White House economists warned in a report this year that climate change would make future disruptions of the global supply chains more common, citing research showing that the global frequency of natural disasters had increased almost threefold in recent decades.
Academics say the effect of these disasters and of higher temperatures in general will be particularly obvious when it comes to food trade. Some parts of the world, like Russia, Scandinavia and Canada, could produce more grains and other food crops to feed countries as global temperatures rise.
But those centres of production would be farther from hotter and more densely populated areas closer to the equator. Some of those regions may struggle even more than they do now with poverty and food insecurity.
One danger is that increasing competition for food could encourage countries to introduce protectionist policies that restrict or stop the export of food, as some have done in response to the pandemic and Russia’s invasion of Ukraine.
These export restrictions allow a country to feed its own population but tend to exacerbate international shortages and push up food prices, further aggravating the problem. The WTO, citing the damage that protectionist policies could pose, has urged countries to keep trade open to combat the negative effects of climate change.
Ngozi Okonjo-Iweala, the WTO’s director-general, has described trade as “a mechanism for adaptation and resilience” that can help countries deal with crop failure and natural disasters. In a speech in January, she cited economic models estimating that climate change was on track to contribute to severe malnutrition, with as many as 55 million people at risk by 2050 because of local effects on food production. But greater trade could cut that number by 35 million people, she said.

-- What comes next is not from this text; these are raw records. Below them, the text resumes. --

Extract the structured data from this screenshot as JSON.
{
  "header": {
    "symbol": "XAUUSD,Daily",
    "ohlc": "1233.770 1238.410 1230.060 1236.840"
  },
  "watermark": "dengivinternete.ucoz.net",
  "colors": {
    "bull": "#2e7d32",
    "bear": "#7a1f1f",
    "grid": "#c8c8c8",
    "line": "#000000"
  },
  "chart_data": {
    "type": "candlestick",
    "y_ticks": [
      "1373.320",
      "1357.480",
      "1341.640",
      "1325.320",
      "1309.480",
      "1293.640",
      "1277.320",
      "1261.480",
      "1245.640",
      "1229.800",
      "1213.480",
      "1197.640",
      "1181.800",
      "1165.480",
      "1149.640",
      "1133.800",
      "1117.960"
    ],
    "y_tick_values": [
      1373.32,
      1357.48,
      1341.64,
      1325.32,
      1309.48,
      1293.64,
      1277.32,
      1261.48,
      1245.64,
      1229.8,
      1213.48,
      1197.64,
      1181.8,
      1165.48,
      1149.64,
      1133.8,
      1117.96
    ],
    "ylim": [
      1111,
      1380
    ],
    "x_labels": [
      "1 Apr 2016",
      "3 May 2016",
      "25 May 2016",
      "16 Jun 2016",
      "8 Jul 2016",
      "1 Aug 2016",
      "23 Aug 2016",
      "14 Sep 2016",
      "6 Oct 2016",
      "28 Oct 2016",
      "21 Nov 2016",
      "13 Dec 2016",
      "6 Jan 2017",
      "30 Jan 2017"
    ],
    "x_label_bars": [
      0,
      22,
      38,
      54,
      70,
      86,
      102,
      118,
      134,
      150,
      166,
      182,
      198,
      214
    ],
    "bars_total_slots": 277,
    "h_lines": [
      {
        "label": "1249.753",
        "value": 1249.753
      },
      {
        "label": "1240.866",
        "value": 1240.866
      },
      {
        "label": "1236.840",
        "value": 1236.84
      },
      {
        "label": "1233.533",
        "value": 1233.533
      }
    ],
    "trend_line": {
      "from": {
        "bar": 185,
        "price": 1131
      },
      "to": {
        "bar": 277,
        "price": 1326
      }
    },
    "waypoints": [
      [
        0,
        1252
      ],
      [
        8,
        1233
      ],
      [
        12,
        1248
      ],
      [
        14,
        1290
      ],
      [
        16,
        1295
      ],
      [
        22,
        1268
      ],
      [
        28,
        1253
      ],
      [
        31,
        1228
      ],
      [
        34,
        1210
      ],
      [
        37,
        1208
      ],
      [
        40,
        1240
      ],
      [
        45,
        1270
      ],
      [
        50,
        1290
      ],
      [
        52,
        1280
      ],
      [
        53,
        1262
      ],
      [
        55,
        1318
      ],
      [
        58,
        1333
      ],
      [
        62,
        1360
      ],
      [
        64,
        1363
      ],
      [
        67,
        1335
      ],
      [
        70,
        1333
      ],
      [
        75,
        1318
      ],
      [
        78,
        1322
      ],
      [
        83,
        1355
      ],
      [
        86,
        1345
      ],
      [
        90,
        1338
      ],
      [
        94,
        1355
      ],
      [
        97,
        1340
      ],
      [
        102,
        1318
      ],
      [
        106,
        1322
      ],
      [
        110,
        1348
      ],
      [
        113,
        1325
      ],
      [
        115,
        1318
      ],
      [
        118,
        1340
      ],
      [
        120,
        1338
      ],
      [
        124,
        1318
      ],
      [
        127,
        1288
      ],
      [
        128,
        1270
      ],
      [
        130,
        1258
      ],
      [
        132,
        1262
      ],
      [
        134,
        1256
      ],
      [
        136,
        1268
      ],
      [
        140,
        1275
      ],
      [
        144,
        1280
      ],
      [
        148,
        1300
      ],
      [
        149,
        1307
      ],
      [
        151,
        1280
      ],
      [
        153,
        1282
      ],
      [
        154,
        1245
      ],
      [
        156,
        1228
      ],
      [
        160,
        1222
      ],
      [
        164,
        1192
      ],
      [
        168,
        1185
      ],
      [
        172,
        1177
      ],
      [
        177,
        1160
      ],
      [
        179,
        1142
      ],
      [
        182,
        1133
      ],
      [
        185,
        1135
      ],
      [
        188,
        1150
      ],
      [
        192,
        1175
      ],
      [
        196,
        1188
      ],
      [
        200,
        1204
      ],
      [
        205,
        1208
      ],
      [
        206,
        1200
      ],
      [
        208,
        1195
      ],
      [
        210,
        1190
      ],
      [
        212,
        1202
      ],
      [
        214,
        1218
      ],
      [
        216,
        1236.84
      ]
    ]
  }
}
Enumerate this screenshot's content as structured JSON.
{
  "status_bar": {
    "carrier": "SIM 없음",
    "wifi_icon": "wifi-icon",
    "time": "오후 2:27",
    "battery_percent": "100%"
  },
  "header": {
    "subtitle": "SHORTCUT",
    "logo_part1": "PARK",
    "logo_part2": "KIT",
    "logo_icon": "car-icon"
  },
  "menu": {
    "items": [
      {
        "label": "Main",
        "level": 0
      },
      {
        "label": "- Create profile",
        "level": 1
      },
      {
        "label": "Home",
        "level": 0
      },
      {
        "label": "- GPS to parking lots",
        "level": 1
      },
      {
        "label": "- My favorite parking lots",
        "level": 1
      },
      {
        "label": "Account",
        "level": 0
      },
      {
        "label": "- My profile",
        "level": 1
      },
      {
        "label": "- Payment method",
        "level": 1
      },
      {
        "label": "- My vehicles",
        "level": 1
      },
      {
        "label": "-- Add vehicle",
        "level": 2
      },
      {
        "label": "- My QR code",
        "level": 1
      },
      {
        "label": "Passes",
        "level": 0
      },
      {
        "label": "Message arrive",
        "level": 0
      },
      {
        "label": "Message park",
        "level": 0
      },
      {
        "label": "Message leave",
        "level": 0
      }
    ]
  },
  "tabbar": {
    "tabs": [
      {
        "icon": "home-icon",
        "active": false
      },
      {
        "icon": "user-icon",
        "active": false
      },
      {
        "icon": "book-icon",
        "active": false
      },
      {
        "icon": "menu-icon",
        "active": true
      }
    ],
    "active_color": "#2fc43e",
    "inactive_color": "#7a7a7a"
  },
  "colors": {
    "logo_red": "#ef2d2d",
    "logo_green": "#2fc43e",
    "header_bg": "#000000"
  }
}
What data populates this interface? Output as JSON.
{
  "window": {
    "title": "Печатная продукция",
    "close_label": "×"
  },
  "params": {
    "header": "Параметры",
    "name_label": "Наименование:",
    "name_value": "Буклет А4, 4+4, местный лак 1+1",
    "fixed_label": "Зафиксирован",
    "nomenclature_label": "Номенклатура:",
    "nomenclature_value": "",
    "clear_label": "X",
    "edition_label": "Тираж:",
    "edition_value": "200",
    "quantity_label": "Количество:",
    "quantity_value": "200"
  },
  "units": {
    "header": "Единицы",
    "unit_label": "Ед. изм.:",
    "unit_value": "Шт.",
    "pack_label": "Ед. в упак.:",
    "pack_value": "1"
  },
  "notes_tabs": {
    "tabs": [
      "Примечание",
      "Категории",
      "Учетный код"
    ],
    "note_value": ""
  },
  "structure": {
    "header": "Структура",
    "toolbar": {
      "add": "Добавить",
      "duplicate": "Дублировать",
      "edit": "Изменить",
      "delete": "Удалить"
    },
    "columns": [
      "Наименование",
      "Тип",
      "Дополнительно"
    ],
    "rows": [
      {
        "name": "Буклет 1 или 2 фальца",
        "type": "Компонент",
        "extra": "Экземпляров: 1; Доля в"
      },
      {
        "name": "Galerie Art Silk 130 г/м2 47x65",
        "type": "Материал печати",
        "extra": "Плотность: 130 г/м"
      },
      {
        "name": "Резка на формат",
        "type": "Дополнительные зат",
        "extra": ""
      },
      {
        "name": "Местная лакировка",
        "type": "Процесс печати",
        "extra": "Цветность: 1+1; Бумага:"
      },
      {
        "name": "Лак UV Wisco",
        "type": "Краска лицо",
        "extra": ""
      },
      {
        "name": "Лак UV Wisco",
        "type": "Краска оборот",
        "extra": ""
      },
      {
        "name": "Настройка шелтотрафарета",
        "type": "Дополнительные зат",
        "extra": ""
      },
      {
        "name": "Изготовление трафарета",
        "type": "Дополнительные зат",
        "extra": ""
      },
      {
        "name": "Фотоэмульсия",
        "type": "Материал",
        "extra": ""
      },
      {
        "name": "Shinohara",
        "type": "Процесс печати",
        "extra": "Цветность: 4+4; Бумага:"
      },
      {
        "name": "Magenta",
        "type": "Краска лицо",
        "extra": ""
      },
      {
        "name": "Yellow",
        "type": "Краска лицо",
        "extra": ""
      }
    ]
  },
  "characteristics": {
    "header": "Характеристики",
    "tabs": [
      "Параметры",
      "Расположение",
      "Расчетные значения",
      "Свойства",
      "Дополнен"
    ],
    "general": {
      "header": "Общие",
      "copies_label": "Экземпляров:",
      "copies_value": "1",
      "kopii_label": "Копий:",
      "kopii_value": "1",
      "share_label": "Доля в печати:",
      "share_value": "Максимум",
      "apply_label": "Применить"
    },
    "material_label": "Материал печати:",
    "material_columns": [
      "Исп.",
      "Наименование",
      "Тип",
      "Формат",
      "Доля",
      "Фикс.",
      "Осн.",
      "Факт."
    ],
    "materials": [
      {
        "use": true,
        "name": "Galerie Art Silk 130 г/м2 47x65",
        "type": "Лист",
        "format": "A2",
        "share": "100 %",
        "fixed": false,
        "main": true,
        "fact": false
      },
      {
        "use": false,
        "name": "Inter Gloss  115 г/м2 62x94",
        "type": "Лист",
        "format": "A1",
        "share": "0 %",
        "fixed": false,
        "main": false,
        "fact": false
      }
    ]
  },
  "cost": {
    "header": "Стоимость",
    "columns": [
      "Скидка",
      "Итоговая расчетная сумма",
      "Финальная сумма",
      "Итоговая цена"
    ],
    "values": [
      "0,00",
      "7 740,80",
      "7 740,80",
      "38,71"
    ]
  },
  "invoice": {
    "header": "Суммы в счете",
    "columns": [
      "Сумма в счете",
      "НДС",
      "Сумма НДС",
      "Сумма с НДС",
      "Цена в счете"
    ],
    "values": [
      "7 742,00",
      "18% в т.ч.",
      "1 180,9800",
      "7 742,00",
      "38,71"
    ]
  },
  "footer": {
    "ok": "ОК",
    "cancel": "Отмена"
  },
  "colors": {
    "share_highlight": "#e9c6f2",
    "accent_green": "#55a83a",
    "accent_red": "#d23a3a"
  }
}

“Trade is part of the solution to the challenges we face, far more than it is part of the problem,” Okonjo-Iweala said.
Solomon Hsiang, the Chancellor’s Professor of Public Policy at the University of California, Berkeley, and a co-director of the Climate Impact Lab, agreed that trade might simultaneously make the world more resilient to these disasters and more vulnerable.
In some situations, trade can help soften the effects of climate change — for example, allowing communities to import food when local crops fail because of a drought, he said.
“That’s on the good side of the ledger,” Hsiang said.
“But the bad side is, as everyone really acutely understands, we are so interconnected from our supply chains that events on one side of the world can dramatically impact people’s well-being elsewhere.”